411. Por este privilegio hizo gracias y cántico de alabanzas al Muy Alto toda la Iglesia triunfante, y yo con ella. Y aunque los Ángeles tienen por oficio presentar las almas en el tribunal del justo juez cuando salen del cautiverio de la vida mortal, a mí se me concedió este privilegio en más alto modo que los demás que ha concedido el Omnipotente a todas las criaturas, porque yo los tengo con otro título y en grado particular y eminente; y muchas veces uso de estos dones y privilegios, y lo hice con algunos de los Apóstoles. Y porque te veo deseosa de saber cómo alcanzarás de mí este favor tan deseable para todas las almas, respondo a tu piadoso afecto, que procures no desmerecerle por ingratitud ni olvido; y en primer lugar le granjearás con la pureza inviolada, que es lo que más deseo de ti y las demás almas, porque el amor grande que debo y tengo a Dios me obliga a desear de todas las criaturas, con íntima caridad y afecto, que todas guarden su ley santa y ninguna pierda su amistad y gracia. Esto es lo que debes anteponer a la vida, y primero morir que pecar contra tu Dios y sumo bien.
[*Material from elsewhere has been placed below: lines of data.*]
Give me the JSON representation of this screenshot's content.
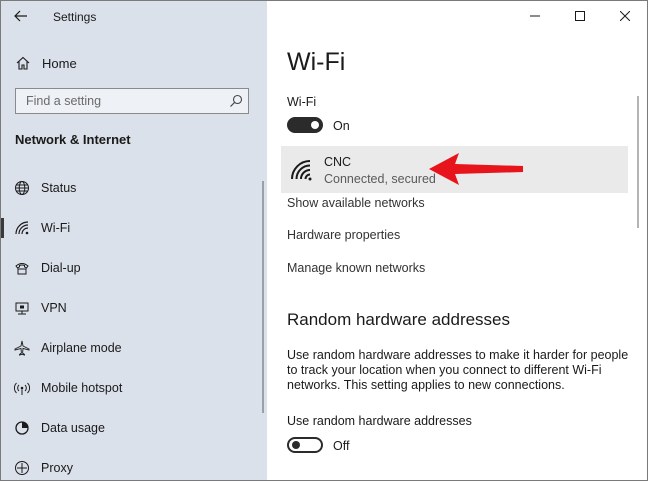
{
  "window": {
    "title": "Settings"
  },
  "sidebar": {
    "home_label": "Home",
    "search_placeholder": "Find a setting",
    "section_title": "Network & Internet",
    "items": [
      {
        "label": "Status",
        "icon": "globe-icon"
      },
      {
        "label": "Wi-Fi",
        "icon": "wifi-icon",
        "active": true
      },
      {
        "label": "Dial-up",
        "icon": "dialup-icon"
      },
      {
        "label": "VPN",
        "icon": "vpn-icon"
      },
      {
        "label": "Airplane mode",
        "icon": "airplane-icon"
      },
      {
        "label": "Mobile hotspot",
        "icon": "hotspot-icon"
      },
      {
        "label": "Data usage",
        "icon": "data-usage-icon"
      },
      {
        "label": "Proxy",
        "icon": "proxy-icon"
      }
    ]
  },
  "main": {
    "title": "Wi-Fi",
    "wifi_toggle_label": "Wi-Fi",
    "wifi_toggle_state": "On",
    "network": {
      "name": "CNC",
      "status": "Connected, secured"
    },
    "links": [
      "Show available networks",
      "Hardware properties",
      "Manage known networks"
    ],
    "random_section_title": "Random hardware addresses",
    "random_description": "Use random hardware addresses to make it harder for people to track your location when you connect to different Wi-Fi networks. This setting applies to new connections.",
    "random_toggle_label": "Use random hardware addresses",
    "random_toggle_state": "Off"
  },
  "colors": {
    "sidebar_bg": "#dbe1ea",
    "toggle_dark": "#2b2b2b",
    "annotation_arrow": "#e8141b"
  }
}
412. Luego quiero que me obedezcas, ejecutes mi doctrina y trabajes con todo conato por imitar lo que de mí conoces y escribes, y que no hagas intervalo en el amor, ni olvides un punto el cordial afecto a que te obligó la liberal misericordia del Señor; que seas agradecida a lo que le debes, y a mí, que es más de lo que en la vida mortal puedes alcanzar. Sé fiel en la correspondencia, fervorosa en la devoción, pronta en obrar lo más alto y perfecto; dilata el corazón y no le estreches con pusilanimidad, como el demonio lo pretende de ti; extiende las manos a cosas fuertes y arduas (Prov 31, 19), con la confianza que debes en el Señor; no te oprimas ni desfallezcas en las adversidades, ni impidas la voluntad de Dios en ti, ni los altísimos fines de su gloria; ten viva fe y esperanza en los mayores aprietos y tentaciones. Para todo esto te ayudarás del ejemplo de mis siervos Jacobo [Santiago el Mayor] y Pedro, y del conocimiento y ciencia que te he dado de la seguridad felicísima con que están los que viven debajo de la protección del Altísimo. Con esta confianza y con mi devoción alcanzó Jacobo [Santiago el Mayor] el singular favor que yo le hice en su martirio y venció inmensos trabajos para llegar a él. Y con esta misma estaba Pedro tan sosegado y quieto en las prisiones, sin perder la serenidad de su interior, y al mismo tiempo mereció que mi Hijo santísimo y yo tuviésemos tanto cuidado de su remedio y libertad. Estos favores desmerecen los mundanos hijos de las tinieblas, porque toda su confianza está puesta en lo visible y en su astucia diabólica y terrena. Levanta tu corazón, hija mía, y sacúdele de estos engaños, aspira a lo más puro y santo, que contigo estará el brazo todopoderoso que obró en mí tantas maravillas.